RAYUAN PULAU KELAPA

Dulu, masih ingat, sebelum minyak kelapa sawit masuk ke dapur kita, orang tua kita lebih sering menggunakan minyak kelapa (kletik) untuk memasak. Aroma harum minyak kelapa asli itu selalu hadir dalam setiap hidangan, membuat nasi goreng, sayur lodeh, hingga ikan goreng terasa lebih gurih dan istimewa. Pada masa itu, hampir di setiap rumah, kelapa adalah bagian penting dari kehidupan, bukan hanya bahan pangan, tetapi juga lambang kearifan lokal. Bahkan dulu, dengan kelapa kita bisa membeli tanah, membangun rumah, bahkan membeli senjata—kelapa membuat kita kaya.

Sumber " https://agri.kompas.com/

Namun kini, kelapa yang dulu melimpah ruah seolah menjadi barang mewah. Harga kelapa di pasar melonjak tinggi, membuat banyak keluarga harus berpikir ulang untuk menggunakannya dalam masakan sehari-hari. Ironisnya, di saat yang sama, Indonesia—negeri seribu pulau yang berjajar dengan pohon kelapa—justru mengekspor kelapa ke luar negeri.
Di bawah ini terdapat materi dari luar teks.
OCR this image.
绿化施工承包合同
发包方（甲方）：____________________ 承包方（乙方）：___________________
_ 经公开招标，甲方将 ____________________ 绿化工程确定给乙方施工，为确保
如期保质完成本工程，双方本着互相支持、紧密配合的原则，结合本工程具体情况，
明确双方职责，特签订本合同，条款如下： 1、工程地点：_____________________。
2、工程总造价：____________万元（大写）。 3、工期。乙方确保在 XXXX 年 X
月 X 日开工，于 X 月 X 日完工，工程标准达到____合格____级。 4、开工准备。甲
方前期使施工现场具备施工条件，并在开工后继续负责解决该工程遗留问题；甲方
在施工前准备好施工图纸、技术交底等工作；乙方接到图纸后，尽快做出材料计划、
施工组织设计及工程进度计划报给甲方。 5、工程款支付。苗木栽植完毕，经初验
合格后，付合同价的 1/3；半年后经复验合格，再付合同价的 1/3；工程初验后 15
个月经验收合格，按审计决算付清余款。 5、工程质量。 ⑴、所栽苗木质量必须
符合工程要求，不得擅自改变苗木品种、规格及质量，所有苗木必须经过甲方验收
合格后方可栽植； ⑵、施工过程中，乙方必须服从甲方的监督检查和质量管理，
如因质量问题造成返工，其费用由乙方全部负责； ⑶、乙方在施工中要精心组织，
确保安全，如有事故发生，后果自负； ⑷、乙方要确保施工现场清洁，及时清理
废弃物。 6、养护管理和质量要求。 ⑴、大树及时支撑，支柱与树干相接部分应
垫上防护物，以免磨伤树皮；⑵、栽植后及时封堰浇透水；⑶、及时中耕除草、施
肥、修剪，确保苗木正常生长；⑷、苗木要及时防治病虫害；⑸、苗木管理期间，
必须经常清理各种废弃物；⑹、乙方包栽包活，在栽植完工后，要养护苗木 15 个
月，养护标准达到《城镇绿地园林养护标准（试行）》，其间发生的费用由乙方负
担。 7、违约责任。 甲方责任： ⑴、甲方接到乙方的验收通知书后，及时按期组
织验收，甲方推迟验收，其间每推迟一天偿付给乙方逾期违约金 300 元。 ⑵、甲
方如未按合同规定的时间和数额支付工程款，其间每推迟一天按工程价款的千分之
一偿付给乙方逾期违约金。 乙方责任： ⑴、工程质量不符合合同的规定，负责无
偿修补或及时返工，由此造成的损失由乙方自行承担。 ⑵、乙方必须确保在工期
Sebuah kenyataan yang terasa pahit, mengingat kelapa seharusnya menjadi kekuatan kita, bukan komoditas yang harus bergantung pada negara lain.

akibatnya bukan hanya soal perdagangan, tapi juga cermin betapa rapuhnya perhatian kita terhadap pertanian lokal. Alih-alih memperkuat petani kelapa di dalam negeri, kita malah membuka pintu untuk produk luar, yang pada akhirnya memukul harga kelapa lokal. Petani kecil yang selama ini bertahan dengan pohon-pohon kelapa warisan leluhur mereka, kini harus menghadapi kenyataan bahwa harga jual kelapa tidak sebanding dengan jerih payah mereka. Sementara itu, di sisi lain, konsumen harus membayar lebih mahal untuk produk yang seharusnya mudah diakses. Lucu, bukan?

Di tengah kondisi ini, minyak kelapa asli—yang dulu menjadi kebanggaan dapur Indonesia—semakin sulit dijangkau. Banyak yang beralih ke minyak sawit bukan karena pilihan rasa, melainkan karena tekanan harga. Perlahan, budaya memproduksi minyak kelapa sendiri memudar. Hanya beberapa sentra pengolahan minyak kelapa, seperti yang banyak ditemukan di daerah Jawa Tengah, yang masih bertahan. Minyak kelapa yang jauh lebih sehat dan membuat masakan menjadi gurih perlahan tergantikan oleh produk-produk instan yang lebih praktis namun mengikis kekayaan rasa dan nilai tradisional.

Padahal, manfaat minyak kelapa atau bahkan santan kelapanya yang biasa dibuat untuk masakan sangat baik untuk kesehatan tidak perlu diragukan lagi. Kandungan asam lauratnya dipercaya membantu meningkatkan imunitas tubuh, menjaga kesehatan jantung, dan merawat kecantikan kulit serta rambut. Di banyak daerah, minyak kelapa bahkan menjadi bagian dari pengobatan tradisional dan perawatan kecantikan alami. Setiap tetesnya menyimpan kebaikan yang lahir dari hubungan harmonis manusia dan alam.

Kondisi ini menjadi alarm bagi kita semua. Sudah saatnya kita kembali melihat kelapa sebagai anugerah, bukan sekadar komoditas. Mendukung petani lokal, memilih produk minyak kelapa asli, dan menghargai hasil bumi sendiri adalah langkah kecil yang bermakna besar. Dengan kembali mencintai kelapa Nusantara, kita bukan hanya menjaga budaya dan kearifan lokal, tetapi juga memperkuat ketahanan pangan dan ekonomi bangsa.

Rayuan pulau kelapa hari ini bukan lagi sekadar nostalgia masa lalu. Ia adalah seruan untuk kembali sadar, kembali peduli, dan kembali membangun hubungan yang adil antara manusia, budaya, dan alam. Di tengah derasnya arus globalisasi, kelapa tetaplah simbol ketahanan dan harapan. Semoga kita tak hanya mendengarkan rayuannya, tapi juga menjawabnya dengan tindakan nyata.